As artificial intelligence (AI) transforms industries, including cybersecurity, and becomes part of our daily lives, it offers solutions to effectively combat cybercrime. However, cybercriminals are also refining their strategies, using these same technologies to carry out increasingly sophisticated attacks.
AI can automate threat detection, analyze massive amounts of data in real-time, and anticipate cyberattacks through predictive models. That said, cybercriminals also exploit AI to conduct more elaborate attacks, such as automating malware and manipulating detection algorithms. The major challenge lies in balancing the improvement of security systems and managing the risks posed by the malicious use of AI.
Deepfake techniques are a perfect example of this trend. They enable the manipulation of audio and video to create extremely realistic forgeries. By mimicking influential figures, such as company executives, these forgeries facilitate fraudulent transactions and the extraction of sensitive information.
"AI can automate threat detection, analyze massive amounts of data in real-time, and anticipate cyberattacks through predictive models," says Djamel Khadraoui, Head of Reliable Distributed Systems Unit at LIST
Similarly, AI enhances phishing tactics by generating highly convincing and targeted emails and websites. By analyzing large datasets, AI can create fake communications that closely mimic legitimate ones, making it difficult for individuals to distinguish between genuine and malicious interactions.
Powered by AI, Distributed Denial of Service (DDoS) attacks overwhelm networks, leading to major operational disruptions in companies and other organizations. These adaptable attacks make traditional defense mechanisms less effective.
Another threat is AI-optimized ransomware attacks. Cybercriminals use AI to fine-tune their attacks, target specific victims, and improve encryption techniques, making these ransomware attacks not only more devastating but also harder to counter.
Faced with these evolving threats, a multifaceted approach is necessary to secure IT systems with AI support, combining technical, strategic, and ethical solutions. However, this requires greater trust in the AI systems being used.
AI models rely on vast and complex datasets. In cybersecurity, as in many other critical applications, securing data pipelines is a crucial step. Ensuring the integrity of these pipelines requires data encryption, strict access controls, and regular audits to prevent unauthorized access and data tampering.

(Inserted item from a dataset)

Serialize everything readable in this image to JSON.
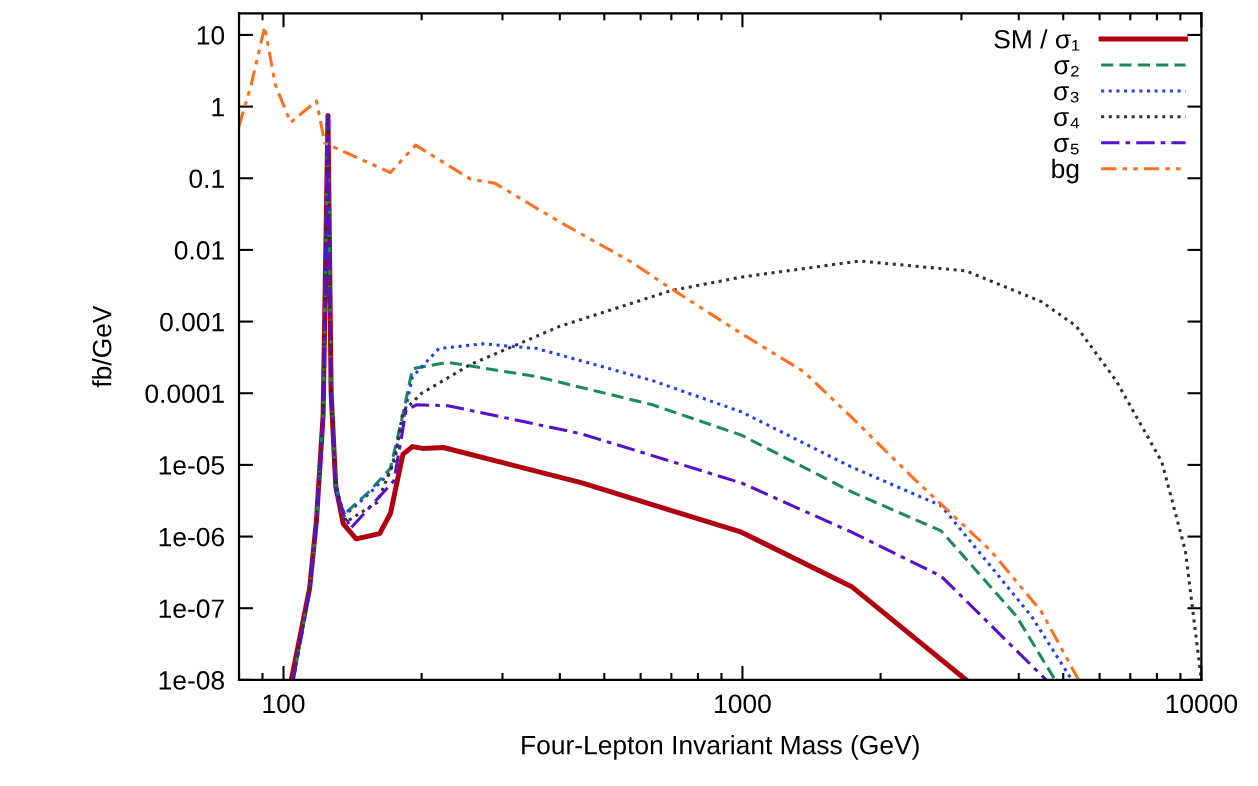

At the same time, strengthening the robustness of operational systems (networks or otherwise) against hostile attacks is a major challenge. These attacks modify a system's input data to generate incorrect results. To counter this threat, models must be exposed to altered data during training, a method that improves their resistance to adversarial manipulation. Protective approaches are necessary to make them more resilient to such attacks.

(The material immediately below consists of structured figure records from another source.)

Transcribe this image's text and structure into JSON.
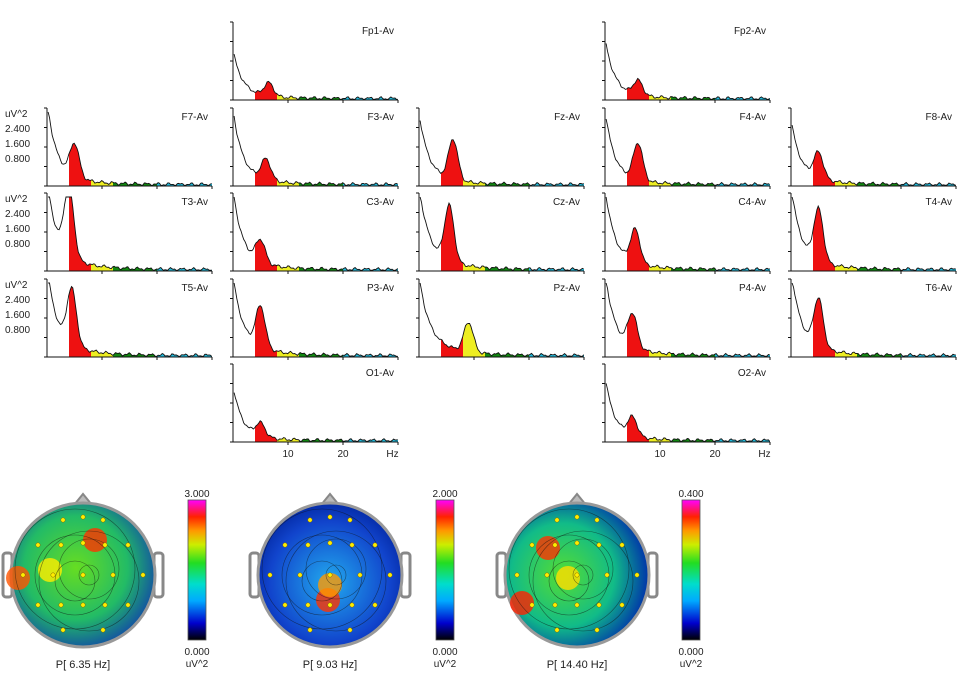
{
  "chart_data": [
    {
      "type": "area",
      "x_unit": "Hz",
      "x_ticks": [
        "10",
        "20",
        "Hz"
      ],
      "y_unit": "uV^2",
      "y_ticks": [
        "2.400",
        "1.600",
        "0.800"
      ],
      "band_colors": {
        "delta": "#ffffff",
        "theta": "#ee1111",
        "alpha": "#eeee22",
        "beta1": "#118811",
        "beta2": "#22bbdd"
      },
      "channels": [
        {
          "name": "Fp1-Av",
          "peak_hz": 6.5,
          "peak_rel": 0.18,
          "floor_rel": 0.1,
          "lowpeak_rel": 0.55
        },
        {
          "name": "Fp2-Av",
          "peak_hz": 6.0,
          "peak_rel": 0.2,
          "floor_rel": 0.12,
          "lowpeak_rel": 0.7
        },
        {
          "name": "F7-Av",
          "peak_hz": 5.0,
          "peak_rel": 0.45,
          "floor_rel": 0.2,
          "lowpeak_rel": 0.95
        },
        {
          "name": "F3-Av",
          "peak_hz": 6.0,
          "peak_rel": 0.28,
          "floor_rel": 0.18,
          "lowpeak_rel": 0.85
        },
        {
          "name": "Fz-Av",
          "peak_hz": 6.2,
          "peak_rel": 0.55,
          "floor_rel": 0.18,
          "lowpeak_rel": 0.8
        },
        {
          "name": "F4-Av",
          "peak_hz": 6.0,
          "peak_rel": 0.5,
          "floor_rel": 0.16,
          "lowpeak_rel": 0.85
        },
        {
          "name": "F8-Av",
          "peak_hz": 5.0,
          "peak_rel": 0.35,
          "floor_rel": 0.18,
          "lowpeak_rel": 0.7
        },
        {
          "name": "T3-Av",
          "peak_hz": 4.0,
          "peak_rel": 0.95,
          "floor_rel": 0.3,
          "lowpeak_rel": 0.95
        },
        {
          "name": "C3-Av",
          "peak_hz": 5.0,
          "peak_rel": 0.3,
          "floor_rel": 0.2,
          "lowpeak_rel": 0.9
        },
        {
          "name": "Cz-Av",
          "peak_hz": 5.5,
          "peak_rel": 0.75,
          "floor_rel": 0.3,
          "lowpeak_rel": 0.85
        },
        {
          "name": "C4-Av",
          "peak_hz": 5.5,
          "peak_rel": 0.45,
          "floor_rel": 0.22,
          "lowpeak_rel": 0.9
        },
        {
          "name": "T4-Av",
          "peak_hz": 5.0,
          "peak_rel": 0.7,
          "floor_rel": 0.25,
          "lowpeak_rel": 0.9
        },
        {
          "name": "T5-Av",
          "peak_hz": 4.5,
          "peak_rel": 0.75,
          "floor_rel": 0.28,
          "lowpeak_rel": 0.95
        },
        {
          "name": "P3-Av",
          "peak_hz": 5.0,
          "peak_rel": 0.55,
          "floor_rel": 0.25,
          "lowpeak_rel": 0.85
        },
        {
          "name": "Pz-Av",
          "peak_hz": 9.0,
          "peak_rel": 0.4,
          "floor_rel": 0.3,
          "lowpeak_rel": 0.8
        },
        {
          "name": "P4-Av",
          "peak_hz": 5.0,
          "peak_rel": 0.45,
          "floor_rel": 0.25,
          "lowpeak_rel": 0.9
        },
        {
          "name": "T6-Av",
          "peak_hz": 5.0,
          "peak_rel": 0.65,
          "floor_rel": 0.25,
          "lowpeak_rel": 0.95
        },
        {
          "name": "O1-Av",
          "peak_hz": 5.0,
          "peak_rel": 0.18,
          "floor_rel": 0.1,
          "lowpeak_rel": 0.65
        },
        {
          "name": "O2-Av",
          "peak_hz": 5.0,
          "peak_rel": 0.25,
          "floor_rel": 0.12,
          "lowpeak_rel": 0.75
        }
      ]
    },
    {
      "type": "heatmap",
      "caption": "P[  6.35 Hz]",
      "colorbar_max": "3.000",
      "colorbar_min": "0.000",
      "unit": "uV^2"
    },
    {
      "type": "heatmap",
      "caption": "P[  9.03 Hz]",
      "colorbar_max": "2.000",
      "colorbar_min": "0.000",
      "unit": "uV^2"
    },
    {
      "type": "heatmap",
      "caption": "P[ 14.40 Hz]",
      "colorbar_max": "0.400",
      "colorbar_min": "0.000",
      "unit": "uV^2"
    }
  ]
}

Moreover, while AI can be used for cyberattacks, it also serves as a powerful weapon for strengthening system security. AI-powered Security Information and Event Management (SIEM) systems detect anomalies and suspicious patterns in real-time, enabling quick responses to threats.
AI-based threat intelligence platforms play a key role in aggregating data from various sources, such as social media and dark web forums. They provide early warning signals about emerging threats, giving organizations a head start over cybercriminals.

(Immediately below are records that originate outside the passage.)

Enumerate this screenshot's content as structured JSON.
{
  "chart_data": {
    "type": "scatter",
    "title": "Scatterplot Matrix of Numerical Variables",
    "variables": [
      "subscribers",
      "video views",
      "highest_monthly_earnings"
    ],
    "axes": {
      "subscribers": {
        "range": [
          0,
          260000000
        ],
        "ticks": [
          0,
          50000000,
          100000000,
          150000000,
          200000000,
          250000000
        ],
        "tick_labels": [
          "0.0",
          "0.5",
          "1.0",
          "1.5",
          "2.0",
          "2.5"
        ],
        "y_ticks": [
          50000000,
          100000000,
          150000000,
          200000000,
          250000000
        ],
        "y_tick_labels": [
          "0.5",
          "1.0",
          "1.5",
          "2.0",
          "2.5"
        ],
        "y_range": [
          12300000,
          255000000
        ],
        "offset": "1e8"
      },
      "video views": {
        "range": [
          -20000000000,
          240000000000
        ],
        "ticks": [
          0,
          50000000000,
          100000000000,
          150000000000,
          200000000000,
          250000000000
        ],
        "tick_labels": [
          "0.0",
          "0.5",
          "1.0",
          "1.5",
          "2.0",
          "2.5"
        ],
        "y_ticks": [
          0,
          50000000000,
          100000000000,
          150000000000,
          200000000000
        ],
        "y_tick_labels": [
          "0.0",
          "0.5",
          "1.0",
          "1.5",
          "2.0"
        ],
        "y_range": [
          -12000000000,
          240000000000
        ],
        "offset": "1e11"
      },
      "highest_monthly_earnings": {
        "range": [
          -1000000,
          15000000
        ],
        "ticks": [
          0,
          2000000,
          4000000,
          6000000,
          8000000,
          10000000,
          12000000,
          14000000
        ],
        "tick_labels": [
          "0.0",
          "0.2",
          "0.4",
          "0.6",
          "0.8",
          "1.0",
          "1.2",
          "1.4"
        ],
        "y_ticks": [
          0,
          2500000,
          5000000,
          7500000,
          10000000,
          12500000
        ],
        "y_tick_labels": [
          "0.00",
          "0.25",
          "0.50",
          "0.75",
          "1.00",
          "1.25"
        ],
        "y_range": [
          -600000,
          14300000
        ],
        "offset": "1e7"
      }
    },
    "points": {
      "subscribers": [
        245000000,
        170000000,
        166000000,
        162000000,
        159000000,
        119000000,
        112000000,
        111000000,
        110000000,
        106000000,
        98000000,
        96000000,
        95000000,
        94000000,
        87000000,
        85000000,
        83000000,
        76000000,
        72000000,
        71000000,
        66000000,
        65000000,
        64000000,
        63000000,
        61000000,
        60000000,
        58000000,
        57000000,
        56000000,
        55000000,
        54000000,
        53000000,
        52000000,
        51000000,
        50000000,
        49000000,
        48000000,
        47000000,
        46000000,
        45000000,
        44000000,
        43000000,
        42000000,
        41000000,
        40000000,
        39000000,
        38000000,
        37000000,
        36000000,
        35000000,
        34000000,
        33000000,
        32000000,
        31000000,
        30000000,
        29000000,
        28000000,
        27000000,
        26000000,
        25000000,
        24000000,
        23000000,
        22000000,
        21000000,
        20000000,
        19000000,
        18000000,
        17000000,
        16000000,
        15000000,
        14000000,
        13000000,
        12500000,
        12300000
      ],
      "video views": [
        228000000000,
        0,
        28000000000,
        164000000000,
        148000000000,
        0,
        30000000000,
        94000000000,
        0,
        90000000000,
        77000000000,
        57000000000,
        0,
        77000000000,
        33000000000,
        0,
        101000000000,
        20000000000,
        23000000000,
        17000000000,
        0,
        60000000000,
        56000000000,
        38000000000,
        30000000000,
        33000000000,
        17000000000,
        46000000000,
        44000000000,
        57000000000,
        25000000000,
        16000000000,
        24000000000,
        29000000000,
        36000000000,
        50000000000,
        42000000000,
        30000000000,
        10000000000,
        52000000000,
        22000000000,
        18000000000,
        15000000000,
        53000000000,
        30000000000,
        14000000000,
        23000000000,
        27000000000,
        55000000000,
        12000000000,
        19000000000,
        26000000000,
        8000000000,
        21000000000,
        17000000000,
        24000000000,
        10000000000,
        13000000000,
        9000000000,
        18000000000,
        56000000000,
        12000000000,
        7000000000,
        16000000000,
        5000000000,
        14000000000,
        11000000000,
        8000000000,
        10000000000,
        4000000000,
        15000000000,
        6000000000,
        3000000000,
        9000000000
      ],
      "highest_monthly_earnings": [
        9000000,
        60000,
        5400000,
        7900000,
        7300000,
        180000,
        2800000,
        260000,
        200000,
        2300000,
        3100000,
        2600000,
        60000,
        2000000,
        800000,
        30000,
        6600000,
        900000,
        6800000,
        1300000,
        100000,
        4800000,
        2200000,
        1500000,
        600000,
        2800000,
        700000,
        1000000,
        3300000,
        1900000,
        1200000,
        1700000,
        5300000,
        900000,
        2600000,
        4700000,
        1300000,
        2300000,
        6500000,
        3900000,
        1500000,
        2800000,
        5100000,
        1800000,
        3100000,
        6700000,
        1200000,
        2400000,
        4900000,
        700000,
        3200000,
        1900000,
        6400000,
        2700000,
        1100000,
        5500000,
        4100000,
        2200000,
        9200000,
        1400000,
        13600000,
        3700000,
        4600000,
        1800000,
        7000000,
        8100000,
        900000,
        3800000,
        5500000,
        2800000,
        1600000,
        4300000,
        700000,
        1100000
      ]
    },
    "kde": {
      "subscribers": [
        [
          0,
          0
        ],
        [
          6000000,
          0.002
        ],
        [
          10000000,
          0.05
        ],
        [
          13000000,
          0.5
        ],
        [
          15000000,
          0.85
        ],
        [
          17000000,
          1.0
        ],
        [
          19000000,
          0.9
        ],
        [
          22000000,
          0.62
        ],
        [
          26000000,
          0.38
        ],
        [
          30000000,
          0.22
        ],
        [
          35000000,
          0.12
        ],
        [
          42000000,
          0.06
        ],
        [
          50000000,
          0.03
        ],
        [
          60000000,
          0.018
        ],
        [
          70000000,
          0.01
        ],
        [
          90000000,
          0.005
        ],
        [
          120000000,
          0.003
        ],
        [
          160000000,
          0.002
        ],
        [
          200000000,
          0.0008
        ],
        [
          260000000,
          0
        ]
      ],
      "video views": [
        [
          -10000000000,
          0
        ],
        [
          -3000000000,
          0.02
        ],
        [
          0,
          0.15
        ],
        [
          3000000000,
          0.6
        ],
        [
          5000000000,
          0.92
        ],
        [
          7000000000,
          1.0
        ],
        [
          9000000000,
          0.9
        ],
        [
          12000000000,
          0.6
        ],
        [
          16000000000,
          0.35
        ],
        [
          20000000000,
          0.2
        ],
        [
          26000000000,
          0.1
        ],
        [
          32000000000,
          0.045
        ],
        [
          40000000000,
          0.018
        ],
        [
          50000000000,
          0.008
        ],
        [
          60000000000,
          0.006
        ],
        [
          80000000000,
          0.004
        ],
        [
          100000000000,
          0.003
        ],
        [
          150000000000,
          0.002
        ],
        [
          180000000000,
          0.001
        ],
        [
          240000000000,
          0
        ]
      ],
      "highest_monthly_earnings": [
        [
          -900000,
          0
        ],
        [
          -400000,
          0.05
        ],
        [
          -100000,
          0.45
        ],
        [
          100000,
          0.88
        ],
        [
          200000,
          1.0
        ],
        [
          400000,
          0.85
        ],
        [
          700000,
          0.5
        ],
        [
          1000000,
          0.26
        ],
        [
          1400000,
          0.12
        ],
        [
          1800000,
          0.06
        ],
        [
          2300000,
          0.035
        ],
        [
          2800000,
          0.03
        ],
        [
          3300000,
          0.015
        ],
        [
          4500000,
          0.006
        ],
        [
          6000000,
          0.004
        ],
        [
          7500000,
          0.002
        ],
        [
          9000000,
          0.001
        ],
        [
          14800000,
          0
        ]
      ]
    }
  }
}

Finally, automating incident response, facilitated by AI, is an effective solution. This technology can isolate affected systems or quickly block malicious IP addresses, reducing response time and minimizing damage.
The growing use of AI in highly regulated fields such as healthcare demands enhanced levels of trust and security, especially when it comes to sharing sensitive medical data.
One of the primary concerns is cybersecurity. In federated data systems, each participant (a hospital, for example) keeps its data locally while contributing to a centralized global model hosted by an aggregator. However, the integrity of this model can be compromised if a client injects poisoned data or intentionally corrupts model updates. In a medical context, this could skew diagnoses or predictions made by AI, directly impacting patients.
"The growing use of AI in highly regulated fields such as healthcare demands enhanced levels of trust and security, especially when it comes to sharing sensitive medical data," states Djamel Khadraoui.
LIST is developing advanced solutions in the field of federated learning (Trusted Federated Machine Learning), offering robust methods to secure exchanges in decentralized AI systems. These innovations aim to ensure that users, such as hospitals, can trust that the global model remains reliable and free of corruption while optimizing the efficiency of anomaly detection processes.